Sunday, January 22, 2006

Crayolas Gone Wild!

by Tom Bozzo

I was enjoying a little coloring session with the boy during TV-free yesterday (reversion to mean: Julia is watching Blue's Clues while I blog), and was presented with a crayon and a request to identify the color, a slightly warm gray. I spin the name into position:


OK, W is for wolf in the beloved Northwoods alphabet book. But that was not all. We came across "granny smith apple," a green a shade or two lighter and yellower than just plain green, but darker than any Granny Smith apple I've ever seen. The winner for figurativeness in the box-of-48 was "purple mountain's majesty," a reddish medium blue, with no objective relationship to the other purples I can identify.

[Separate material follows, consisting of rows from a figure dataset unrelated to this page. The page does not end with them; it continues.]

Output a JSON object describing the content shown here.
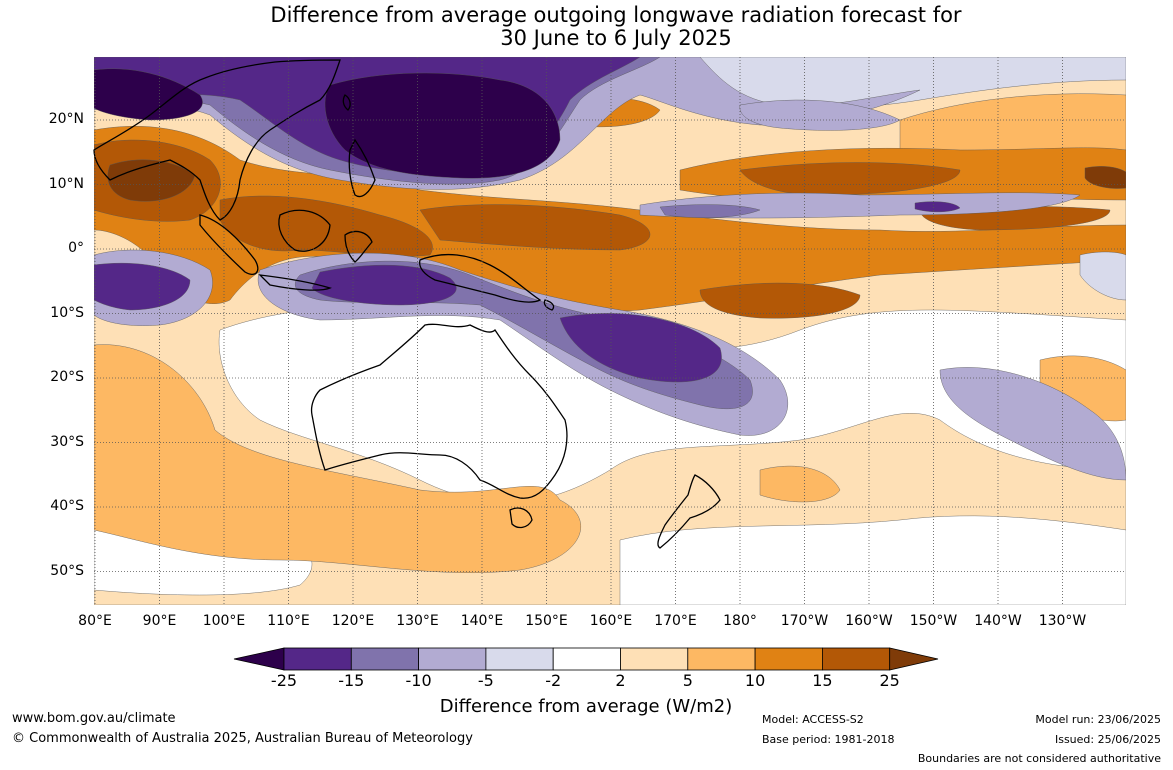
{
  "title": {
    "line1": "Difference from average outgoing longwave radiation forecast for",
    "line2": "30 June to 6 July 2025"
  },
  "map": {
    "lat_labels": [
      "20°N",
      "10°N",
      "0°",
      "10°S",
      "20°S",
      "30°S",
      "40°S",
      "50°S"
    ],
    "lon_labels": [
      "80°E",
      "90°E",
      "100°E",
      "110°E",
      "120°E",
      "130°E",
      "140°E",
      "150°E",
      "160°E",
      "170°E",
      "180°",
      "170°W",
      "160°W",
      "150°W",
      "140°W",
      "130°W"
    ],
    "colors": {
      "minus25": "#2d004b",
      "minus15": "#542788",
      "minus10": "#8073ac",
      "minus5": "#b2abd2",
      "minus2": "#d8daeb",
      "neutral": "#ffffff",
      "plus2": "#fee0b6",
      "plus5": "#fdb863",
      "plus10": "#e08214",
      "plus15": "#b35806",
      "plus25": "#7f3b08"
    }
  },
  "colorbar": {
    "ticks": [
      "-25",
      "-15",
      "-10",
      "-5",
      "-2",
      "2",
      "5",
      "10",
      "15",
      "25"
    ],
    "label": "Difference from average (W/m2)"
  },
  "footer": {
    "website": "www.bom.gov.au/climate",
    "copyright": "© Commonwealth of Australia 2025, Australian Bureau of Meteorology",
    "model": "Model: ACCESS-S2",
    "base_period": "Base period: 1981-2018",
    "model_run": "Model run: 23/06/2025",
    "issued": "Issued: 25/06/2025",
    "disclaimer": "Boundaries are not considered authoritative"
  }
}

Someone at Binney & Smith has a lot of time on his or her hands.

Astoundingly, Crayola crayons are (for now?) made in the U.S.A. Not that I'm morally opposed to imports or anything, but apart from the LEGO collection (*), there's darn little in the collection of children's distractions that's made in the developed world.

Coloring on a sunny morning...

(*) And even LEGO production is migrating to Eastern Europe and low-wage parts of Asia in search of lower wages and, presumably, more relaxed labor regulations. Those wildly expensive TtFTE wooden railway engines? Made in China.
I think Crayola had a contest to name a bunch of new crayon colors, leading to "purple mountain's majesty", "macaroni and cheese", and other colors.

They have a lot of info on their website - my son and I were browsing on there a couple of weeks ago when he had similar questions (and we disagreed as to how to pronounce "cerulean" - Crayola has pronunciations on the website!). The kiddo is sad about the retired colors and wishes he could draw with them, but was excited about possibly seeing them if we visit the Crayola "museum" in PA.
Wow, the things you miss -- "purple mountain's majesty" was introduced in '93. It's also listed as a favorite of Rick Santorum. Ugh!

The trilingual pronunciation chart is pretty cool, though.